Film: Melanie Lynskey: You may have seen her in supporting roles in such movies as Up in the Air, Win Win or Perks of Being a Wallflower, but she finally gets a leading role in an independent film worth your attention called Hello, I Must Be Going, a Sundance Festival favorite that plays the Mos’Art Theatre in Lake Park this week. Lynskey is the reason to see the flick, which features her as a glum divorcee who returns to the home of her disapproving parents (Blythe Danner, John Rubenstein), and starts living again after meeting a younger guy (Christopher Abbott), the son of her parents’ friends. Entertainment Weekly says Lynskey has a shot at an Oscar nomination, which may be excessive, but see her in Hello, I Must Be Going and you will not soon forget who she is.
For eight seasons now, Patrick Gimenez has been offering his mini-festival of contemporary French cinema. This weekend in Miami, and next weekend in Deerfield Beach, Cinema France Floride presents 10 films that premiered in France this year, including Maman (Mom), Alexandra Leclere’s comedy about two daughters who kidnap their mother in order to force her to love them. Shows are at the MDC Tower Theater in Miami today and tomorrow, and at the Paragon Deerfield 8 from Friday through Sunday. Details can be found at www.francecinemafloride.com.
Theater: Palm Beach County has a new theater company, The Women’s Theatre Project, which has relocated from Fort Lauderdale to Boca Raton’s Willow Theatre in Sugar Sand Park, opening this weekend with Barbara Pease Weber’s Delval Divas, about six women coping with life in prison. Women Behind Bars 2, anyone? Genie Croft directs a first-rate cast that includes Sally Bondi, Lisa Braun, Lela Elam, Jacqueline Laggy, Jessica K. Peterson, and Karen Stephens. The production runs through Nov. 18. Call 561-347-3948 for tickets.
Art: Florida Atlantic University’s Fine Arts Festival, under way this weekend, showcases the paintings, drawings, sculptures, ceramics, photography, jewelry and printmaking of FAU students. Artwork from professional artists is also featured in the festival, which runs from 10 a.m. to 5 p.m. today and Sunday on the Boca Raton campus. Artwork for the festival is on display in the Visual Arts Center and the Schmidt Center Gallery. Proceeds of the festival, including a silent auction, funds scholarships for visual arts students at FAU. Free parking for the festival is available in a parking garage on campus. For more information, visit faufineartsfestival.com.

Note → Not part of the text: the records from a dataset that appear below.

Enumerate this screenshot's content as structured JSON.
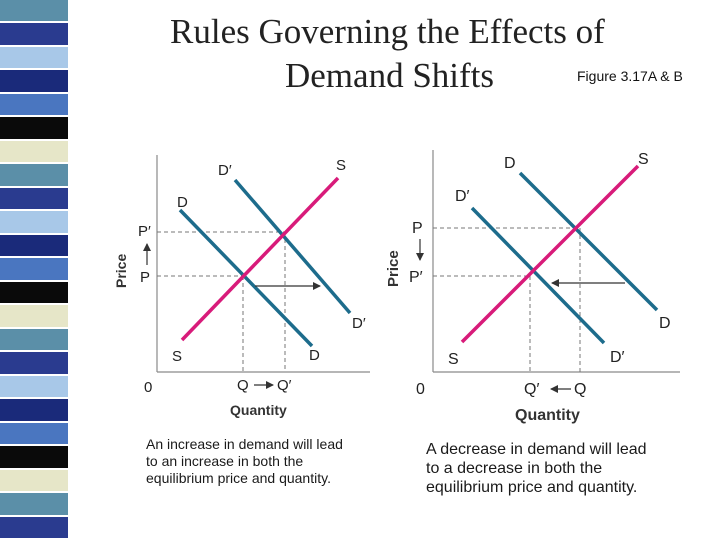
{
  "slide": {
    "title_line1": "Rules Governing the Effects of",
    "title_line2": "Demand Shifts",
    "figure_label": "Figure 3.17A & B"
  },
  "decoration": {
    "strip_colors": [
      "#5b8fa8",
      "#2a3b8f",
      "#a8c8e8",
      "#1a2a7a",
      "#4a76c0",
      "#0a0a0a",
      "#e6e6c8",
      "#5b8fa8",
      "#2a3b8f",
      "#a8c8e8",
      "#1a2a7a",
      "#4a76c0",
      "#0a0a0a",
      "#e6e6c8",
      "#5b8fa8",
      "#2a3b8f",
      "#a8c8e8",
      "#1a2a7a",
      "#4a76c0",
      "#0a0a0a",
      "#e6e6c8",
      "#5b8fa8",
      "#2a3b8f"
    ]
  },
  "colors": {
    "supply": "#d81b7a",
    "demand": "#1d6c8c",
    "axis": "#8a8a8a",
    "guide": "#777777"
  },
  "graph_a": {
    "ylabel": "Price",
    "xlabel": "Quantity",
    "origin": "0",
    "price_new": "P′",
    "price_old": "P",
    "qty_old": "Q",
    "qty_new": "Q′",
    "supply_top": "S",
    "supply_bottom": "S",
    "demand_old_top": "D",
    "demand_old_bottom": "D",
    "demand_new_top": "D′",
    "demand_new_bottom": "D′",
    "caption": [
      "An increase in demand will lead",
      "to an increase in both the",
      "equilibrium price and quantity."
    ]
  },
  "graph_b": {
    "ylabel": "Price",
    "xlabel": "Quantity",
    "origin": "0",
    "price_old": "P",
    "price_new": "P′",
    "qty_new": "Q′",
    "qty_old": "Q",
    "supply_top": "S",
    "supply_bottom": "S",
    "demand_old_top": "D",
    "demand_old_bottom": "D",
    "demand_new_top": "D′",
    "demand_new_bottom": "D′",
    "caption": [
      "A decrease in demand will lead",
      "to a decrease in both the",
      "equilibrium price and quantity."
    ]
  }
}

If you’re still around at 5 p.m. today or at 2 p.m. tomorrow, head on over to the T-6 building on campus (one of the first buildings there in the university’s previous incarnation as a World War II Army Air Field training site) to celebrate the opening of the hand-papermaking studio, a project of FAU’s Arthur and Mata Jaffe Center for Book Arts. The party is 1940s-style, so get out your best square-shouldered jackets for the event, which will feature accordionist Anne Dennis, and guests will be allowed to use a printing press, make paper and eat apples and doughnuts (you can buy them, too). The event is free and open to the public; hours are 5-9 p.m. today and 2-6 p.m. Sunday. The building is just past the FAU Stadium on Northwest Eighth Avenue. Call 297-0455.
Music: The Master Chorale of South Florida presents its first series of concerts this weekend, and bids farewell to its director of just one year at the same time. Karen Kennedy, who is stepping down to focus on her duties as director of choral studies at the University of Miami, will lead her forces through Carl Orff’s deathless cantata Carmina Burana. The chorale will be joined by the Frost Chorale, Florida’s Singing Sons Boychoir, and the Frost Symphony Orchestra in this 1936 work, which is easily the most popular classical choral piece of the century, and which presages in its stripped-down way the appeal and thrust of rock and roll. The gang gathers at the Arsht Center’s Knight Concert Hall at 4 p.m. Sunday; tickets start at $35 and several sections are already sold out. Call 305-949-6722 for tickets.